Centenas de pessoas manifestam-se em Crossroads a exigir transparência sobre acordo de deportação e ajuda pós-furacão
Centenas de jamaicanos reuniram-se em Crossroads, em St. Andrew, na segunda-feira, para a manifestação Stand for Jamaica, exigindo maior transparência governamental, prestação de contas sobre os gastos em socorro pós-furacão e padrões mais elevados de conduta política.
A estrategista de comunicação e defensora dos direitos humanos Kay Osborne organizou o protesto liderado por cidadãos, que reuniu preocupações sobre o acordo de terceiros países com os Estados Unidos, o financiamento à recuperação pós-furacão e as repercussões do relatório da Integrity Commission sobre o Dr. Andrew Wheatley.
Os participantes vestiram-se de amarelo, nas cores da bandeira nacional. Embora apresentada como uma ação cívica não partidária, o líder da oposição Mark Golding e o porta-voz da oposição Julian Robinson estiveram entre os presentes. Golding disse aos manifestantes que estava preocupado com a forma como o governo tratou o acordo para deportar não jamaicanos para a Jamaica enquanto o país ainda sofre as consequências do furacão Melissa, afirmando que o acordo foi negociado em segredo, sem consulta pública nem benefício claro para a Jamaica.
Osborne disse que declarações oficiais contraditórias sobre o acordo de deportação tinham minado a confiança pública e pediu ao governo que apresentasse todos os detalhes no Parlamento. Citou a reportagem do The Gleaner segundo a qual o jornal detém um memorando do governo dos Estados Unidos que contradiz a posição pública da Jamaica.

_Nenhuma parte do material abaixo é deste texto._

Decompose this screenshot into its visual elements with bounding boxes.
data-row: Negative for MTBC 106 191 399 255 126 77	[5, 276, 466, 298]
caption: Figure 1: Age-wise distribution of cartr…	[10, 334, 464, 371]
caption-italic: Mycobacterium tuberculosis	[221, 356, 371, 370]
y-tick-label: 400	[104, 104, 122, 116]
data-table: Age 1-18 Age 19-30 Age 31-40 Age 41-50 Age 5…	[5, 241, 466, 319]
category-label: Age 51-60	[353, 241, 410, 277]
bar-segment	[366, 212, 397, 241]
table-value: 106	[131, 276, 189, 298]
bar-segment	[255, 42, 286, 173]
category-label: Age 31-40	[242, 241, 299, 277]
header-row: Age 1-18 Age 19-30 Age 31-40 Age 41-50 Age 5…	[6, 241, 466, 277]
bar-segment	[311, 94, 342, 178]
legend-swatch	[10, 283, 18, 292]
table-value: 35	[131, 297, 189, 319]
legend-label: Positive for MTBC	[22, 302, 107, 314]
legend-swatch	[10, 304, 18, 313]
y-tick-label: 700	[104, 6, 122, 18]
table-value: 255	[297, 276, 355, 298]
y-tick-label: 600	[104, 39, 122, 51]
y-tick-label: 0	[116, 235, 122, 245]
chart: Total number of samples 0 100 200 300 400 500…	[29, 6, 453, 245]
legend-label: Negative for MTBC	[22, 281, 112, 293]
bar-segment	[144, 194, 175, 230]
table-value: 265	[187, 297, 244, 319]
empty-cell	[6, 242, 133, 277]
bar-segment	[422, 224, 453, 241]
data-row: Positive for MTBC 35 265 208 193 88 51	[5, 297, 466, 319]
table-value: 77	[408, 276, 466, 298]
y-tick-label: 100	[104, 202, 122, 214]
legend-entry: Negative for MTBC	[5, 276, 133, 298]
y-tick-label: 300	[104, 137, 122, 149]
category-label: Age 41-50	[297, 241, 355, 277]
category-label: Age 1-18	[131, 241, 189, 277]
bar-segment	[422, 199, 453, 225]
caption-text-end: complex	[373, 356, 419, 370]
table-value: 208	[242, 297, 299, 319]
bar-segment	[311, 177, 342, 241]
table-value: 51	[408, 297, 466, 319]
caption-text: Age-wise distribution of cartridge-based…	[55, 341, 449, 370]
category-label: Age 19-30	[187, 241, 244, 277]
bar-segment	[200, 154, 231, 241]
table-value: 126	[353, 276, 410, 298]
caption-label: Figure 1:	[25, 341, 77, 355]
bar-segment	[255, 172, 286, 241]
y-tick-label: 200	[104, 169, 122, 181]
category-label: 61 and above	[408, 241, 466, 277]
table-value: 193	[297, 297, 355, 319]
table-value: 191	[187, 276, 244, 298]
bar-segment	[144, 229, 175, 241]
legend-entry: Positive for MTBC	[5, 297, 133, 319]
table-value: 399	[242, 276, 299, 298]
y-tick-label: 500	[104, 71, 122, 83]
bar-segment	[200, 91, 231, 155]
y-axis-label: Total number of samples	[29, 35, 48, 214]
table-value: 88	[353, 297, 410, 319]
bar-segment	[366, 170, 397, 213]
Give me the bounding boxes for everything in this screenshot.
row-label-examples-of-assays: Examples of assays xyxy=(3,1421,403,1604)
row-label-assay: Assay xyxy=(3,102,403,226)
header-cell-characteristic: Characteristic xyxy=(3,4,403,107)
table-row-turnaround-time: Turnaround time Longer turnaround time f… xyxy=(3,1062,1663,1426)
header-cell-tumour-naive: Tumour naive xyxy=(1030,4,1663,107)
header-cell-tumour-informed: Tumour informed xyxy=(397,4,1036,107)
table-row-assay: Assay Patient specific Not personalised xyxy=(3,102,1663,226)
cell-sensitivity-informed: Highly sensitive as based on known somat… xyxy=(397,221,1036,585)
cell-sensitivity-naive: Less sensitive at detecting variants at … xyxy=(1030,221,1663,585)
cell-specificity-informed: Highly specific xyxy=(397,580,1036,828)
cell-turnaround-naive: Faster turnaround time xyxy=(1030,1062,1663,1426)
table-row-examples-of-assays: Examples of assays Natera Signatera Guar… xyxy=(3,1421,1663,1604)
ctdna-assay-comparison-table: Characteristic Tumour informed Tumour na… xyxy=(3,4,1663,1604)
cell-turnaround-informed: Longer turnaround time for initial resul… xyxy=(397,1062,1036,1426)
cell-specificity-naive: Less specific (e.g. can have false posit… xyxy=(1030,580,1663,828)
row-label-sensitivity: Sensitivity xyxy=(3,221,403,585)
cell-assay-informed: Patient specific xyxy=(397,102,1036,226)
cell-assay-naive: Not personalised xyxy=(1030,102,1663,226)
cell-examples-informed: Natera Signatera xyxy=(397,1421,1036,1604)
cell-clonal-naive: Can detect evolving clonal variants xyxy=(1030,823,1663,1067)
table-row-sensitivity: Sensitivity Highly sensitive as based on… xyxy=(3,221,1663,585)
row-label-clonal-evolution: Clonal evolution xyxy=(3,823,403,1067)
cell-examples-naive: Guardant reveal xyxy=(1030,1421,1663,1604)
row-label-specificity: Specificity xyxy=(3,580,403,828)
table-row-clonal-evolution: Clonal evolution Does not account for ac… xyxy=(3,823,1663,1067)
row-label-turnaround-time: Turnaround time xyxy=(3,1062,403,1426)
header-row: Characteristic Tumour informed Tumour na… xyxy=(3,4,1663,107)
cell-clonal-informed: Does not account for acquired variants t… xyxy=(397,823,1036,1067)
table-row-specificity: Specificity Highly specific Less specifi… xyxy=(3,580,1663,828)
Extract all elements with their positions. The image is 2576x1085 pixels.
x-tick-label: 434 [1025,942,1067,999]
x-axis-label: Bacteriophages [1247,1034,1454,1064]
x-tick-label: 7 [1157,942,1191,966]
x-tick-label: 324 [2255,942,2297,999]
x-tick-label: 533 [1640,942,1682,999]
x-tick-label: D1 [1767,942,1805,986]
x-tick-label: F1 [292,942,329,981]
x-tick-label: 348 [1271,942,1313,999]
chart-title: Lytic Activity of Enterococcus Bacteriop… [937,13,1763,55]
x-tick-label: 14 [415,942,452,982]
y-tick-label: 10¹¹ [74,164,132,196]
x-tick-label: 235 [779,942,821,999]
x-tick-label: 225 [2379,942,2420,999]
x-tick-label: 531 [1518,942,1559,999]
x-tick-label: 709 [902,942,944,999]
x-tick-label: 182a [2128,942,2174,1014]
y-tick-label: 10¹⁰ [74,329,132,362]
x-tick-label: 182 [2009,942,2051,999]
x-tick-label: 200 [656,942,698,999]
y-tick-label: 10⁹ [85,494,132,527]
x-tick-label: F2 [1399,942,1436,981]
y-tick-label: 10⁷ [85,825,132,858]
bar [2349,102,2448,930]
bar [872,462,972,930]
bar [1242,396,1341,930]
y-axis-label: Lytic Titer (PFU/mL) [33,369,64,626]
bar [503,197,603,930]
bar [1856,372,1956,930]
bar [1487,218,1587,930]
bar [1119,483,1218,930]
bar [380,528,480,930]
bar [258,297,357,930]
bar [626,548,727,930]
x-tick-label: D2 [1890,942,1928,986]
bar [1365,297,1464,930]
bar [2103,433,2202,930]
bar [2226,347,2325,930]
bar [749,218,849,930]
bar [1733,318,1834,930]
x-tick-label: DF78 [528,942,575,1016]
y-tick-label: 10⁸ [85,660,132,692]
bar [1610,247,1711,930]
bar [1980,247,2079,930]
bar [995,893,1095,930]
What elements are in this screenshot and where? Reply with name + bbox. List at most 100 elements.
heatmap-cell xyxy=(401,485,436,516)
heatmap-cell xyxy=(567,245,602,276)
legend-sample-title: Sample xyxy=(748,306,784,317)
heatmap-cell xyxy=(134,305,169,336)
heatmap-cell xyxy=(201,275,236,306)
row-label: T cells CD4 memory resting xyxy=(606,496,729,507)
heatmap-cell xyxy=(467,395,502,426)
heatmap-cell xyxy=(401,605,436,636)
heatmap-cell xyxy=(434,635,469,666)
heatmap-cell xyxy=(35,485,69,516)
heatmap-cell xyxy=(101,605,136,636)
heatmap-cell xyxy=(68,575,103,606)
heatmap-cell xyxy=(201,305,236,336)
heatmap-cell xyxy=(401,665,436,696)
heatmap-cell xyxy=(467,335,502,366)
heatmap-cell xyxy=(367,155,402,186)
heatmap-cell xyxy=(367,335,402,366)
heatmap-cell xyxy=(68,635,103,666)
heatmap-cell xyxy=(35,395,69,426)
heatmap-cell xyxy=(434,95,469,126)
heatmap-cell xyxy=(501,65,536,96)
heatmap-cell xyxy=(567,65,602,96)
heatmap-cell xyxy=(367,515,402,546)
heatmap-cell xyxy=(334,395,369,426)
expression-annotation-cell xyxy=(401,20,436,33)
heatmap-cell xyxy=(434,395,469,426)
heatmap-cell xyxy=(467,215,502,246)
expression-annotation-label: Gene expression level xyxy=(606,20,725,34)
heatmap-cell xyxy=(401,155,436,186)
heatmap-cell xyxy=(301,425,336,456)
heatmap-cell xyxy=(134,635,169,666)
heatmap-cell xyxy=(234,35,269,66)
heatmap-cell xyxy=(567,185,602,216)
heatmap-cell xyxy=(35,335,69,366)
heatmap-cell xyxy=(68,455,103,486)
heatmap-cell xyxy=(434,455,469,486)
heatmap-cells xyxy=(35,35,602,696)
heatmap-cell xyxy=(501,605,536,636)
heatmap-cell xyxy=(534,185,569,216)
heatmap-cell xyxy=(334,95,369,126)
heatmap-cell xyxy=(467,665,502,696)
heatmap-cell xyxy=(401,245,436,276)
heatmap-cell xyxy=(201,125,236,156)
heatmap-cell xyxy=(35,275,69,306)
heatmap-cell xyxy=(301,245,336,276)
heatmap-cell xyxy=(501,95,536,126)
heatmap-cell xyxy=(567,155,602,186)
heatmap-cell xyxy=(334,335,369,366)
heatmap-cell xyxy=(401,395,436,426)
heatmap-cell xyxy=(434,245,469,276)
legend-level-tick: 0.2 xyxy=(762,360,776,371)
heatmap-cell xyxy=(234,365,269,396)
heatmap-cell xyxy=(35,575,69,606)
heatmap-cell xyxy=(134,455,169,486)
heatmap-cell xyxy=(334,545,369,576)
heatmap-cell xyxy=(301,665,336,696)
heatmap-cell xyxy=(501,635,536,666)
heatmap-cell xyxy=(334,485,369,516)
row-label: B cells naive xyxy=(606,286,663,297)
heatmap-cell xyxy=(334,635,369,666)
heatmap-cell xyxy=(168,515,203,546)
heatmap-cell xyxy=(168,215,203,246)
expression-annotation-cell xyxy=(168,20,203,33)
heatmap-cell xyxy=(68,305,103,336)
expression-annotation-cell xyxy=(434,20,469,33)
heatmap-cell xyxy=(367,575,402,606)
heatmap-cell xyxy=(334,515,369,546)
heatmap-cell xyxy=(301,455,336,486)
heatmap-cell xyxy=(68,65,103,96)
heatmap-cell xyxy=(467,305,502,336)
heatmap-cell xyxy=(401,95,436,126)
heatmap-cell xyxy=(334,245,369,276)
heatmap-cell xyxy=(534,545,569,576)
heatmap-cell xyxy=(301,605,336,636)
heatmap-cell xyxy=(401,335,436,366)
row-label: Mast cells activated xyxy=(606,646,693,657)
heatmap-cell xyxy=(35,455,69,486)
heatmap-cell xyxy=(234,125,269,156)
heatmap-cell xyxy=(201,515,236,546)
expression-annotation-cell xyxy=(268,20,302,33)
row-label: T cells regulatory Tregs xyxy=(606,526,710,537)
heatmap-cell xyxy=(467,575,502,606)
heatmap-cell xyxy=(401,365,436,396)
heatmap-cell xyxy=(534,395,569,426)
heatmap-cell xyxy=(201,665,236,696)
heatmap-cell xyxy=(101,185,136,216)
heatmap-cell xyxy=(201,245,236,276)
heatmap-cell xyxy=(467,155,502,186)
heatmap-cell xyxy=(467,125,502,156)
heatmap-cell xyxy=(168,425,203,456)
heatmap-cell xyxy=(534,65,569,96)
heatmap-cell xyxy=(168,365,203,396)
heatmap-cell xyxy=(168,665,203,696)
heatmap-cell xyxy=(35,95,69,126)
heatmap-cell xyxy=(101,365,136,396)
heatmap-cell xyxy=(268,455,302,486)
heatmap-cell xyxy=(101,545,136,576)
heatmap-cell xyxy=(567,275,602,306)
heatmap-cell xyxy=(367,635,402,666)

Os manifestantes também destacaram as doações para o socorro pós-furacão que não foram gastas. Osborne disse que jamaicanos em casa e no exterior angariaram 1,44 mil milhões de dólares para as vítimas da tempestade há oito meses, mas cerca de 98 por cento desses fundos permanecem por aplicar enquanto as comunidades afetadas continuam a viver em condições difíceis.
O caso Wheatley figurou em cartazes e no folheto do protesto. Osborne destacou declarações da Private Sector Organisation of Jamaica e da Jamaica Chamber of Commerce que pedem maior escrutínio dos quadros de governança e anticorrupção, argumentando que um ministro não deveria permanecer no cargo enquanto se ponderam acusações criminais após as conclusões da Integrity Commission.
Osborne descreveu a participação como uma ação piloto bem-sucedida que reuniu pessoas de comunidades da zona alta e da zona baixa, atravessando linhas políticas. Os organizadores planeiam uma análise pós-ação antes de decidir sobre novas manifestações.